We had the opportunity to sit down with Jason Hecht, equipment manager for Birkey’s Farm Store, during the National Strip-Tillage Conference earlier this month. Birkey’s has 13 Case IH stores across Illinois and Indiana.
Hecht says the buying mood has softened, however, he notes activity is picking up as harvest time gets closer.
Looking ahead, he expects a stronger 4th quarter. Right now, farmers have a “wait and see” attitude with what type of crop is out there and warmer weather and higher expectations for higher yields. Hecht says that could likely translate to increased wholegoods sales in the coming quarter.
When it comes to high used equipment inventories, Hecht says dealers need to be creative and think outside of the box with more aggressive finance programs, different discount structures and lookto different markets to reduce inventories.

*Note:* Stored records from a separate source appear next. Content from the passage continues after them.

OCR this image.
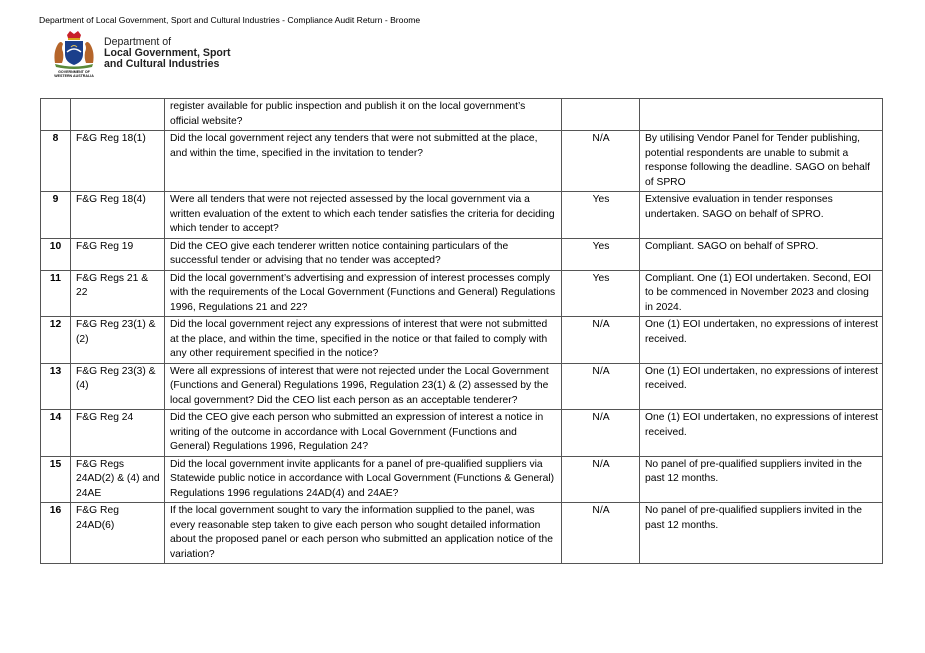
Department of Local Government, Sport and Cultural Industries - Compliance Audit Return - Broome
GOVERNMENT OF
WESTERN AUSTRALIA
Department of
Local Government, Sport
and Cultural Industries
		register available for public inspection and publish it on the local government’s official website?		
8	F&G Reg 18(1)	Did the local government reject any tenders that were not submitted at the place, and within the time, specified in the invitation to tender?	N/A	By utilising Vendor Panel for Tender publishing, potential respondents are unable to submit a response following the deadline. SAGO on behalf of SPRO
9	F&G Reg 18(4)	Were all tenders that were not rejected assessed by the local government via a written evaluation of the extent to which each tender satisfies the criteria for deciding which tender to accept?	Yes	Extensive evaluation in tender responses undertaken. SAGO on behalf of SPRO.
10	F&G Reg 19	Did the CEO give each tenderer written notice containing particulars of the successful tender or advising that no tender was accepted?	Yes	Compliant. SAGO on behalf of SPRO.
11	F&G Regs 21 & 22	Did the local government’s advertising and expression of interest processes comply with the requirements of the Local Government (Functions and General) Regulations 1996, Regulations 21 and 22?	Yes	Compliant. One (1) EOI undertaken. Second, EOI to be commenced in November 2023 and closing in 2024.
12	F&G Reg 23(1) & (2)	Did the local government reject any expressions of interest that were not submitted at the place, and within the time, specified in the notice or that failed to comply with any other requirement specified in the notice?	N/A	One (1) EOI undertaken, no expressions of interest received.
13	F&G Reg 23(3) & (4)	Were all expressions of interest that were not rejected under the Local Government (Functions and General) Regulations 1996, Regulation 23(1) & (2) assessed by the local government? Did the CEO list each person as an acceptable tenderer?	N/A	One (1) EOI undertaken, no expressions of interest received.
14	F&G Reg 24	Did the CEO give each person who submitted an expression of interest a notice in writing of the outcome in accordance with Local Government (Functions and General) Regulations 1996, Regulation 24?	N/A	One (1) EOI undertaken, no expressions of interest received.
15	F&G Regs 24AD(2) & (4) and 24AE	Did the local government invite applicants for a panel of pre-qualified suppliers via Statewide public notice in accordance with Local Government (Functions & General) Regulations 1996 regulations 24AD(4) and 24AE?	N/A	No panel of pre-qualified suppliers invited in the past 12 months.
16	F&G Reg 24AD(6)	If the local government sought to vary the information supplied to the panel, was every reasonable step taken to give each person who sought detailed information about the proposed panel or each person who submitted an application notice of the variation?	N/A	No panel of pre-qualified suppliers invited in the past 12 months.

Because of high used inventories, Hecht says they will need to be more cautious with 2016 wholegoods orders.
Dealers on the Move this week include Camp Equipment and Central Machinery Sales.
John Deere dealer Camp Equipment has acquired Hollingsworth Inc. and will continue to do business from Hollingsworth’s 3 stores in Ontario and Burns, Ore., and Weiser, Idaho, but they will be branded as Camp Equipment.
Four-store Case IH dealer Central Machinery Sales has started building a new 16,000 square-foot office, parts and shop building in Sunnyside, Wash.
Rocky Mountain Dealerships and Cervus Equipment Corp. reported second-quarter earnings late last week. Results for both reflect the ongoing sluggishness of farm machinery sales throughout North America.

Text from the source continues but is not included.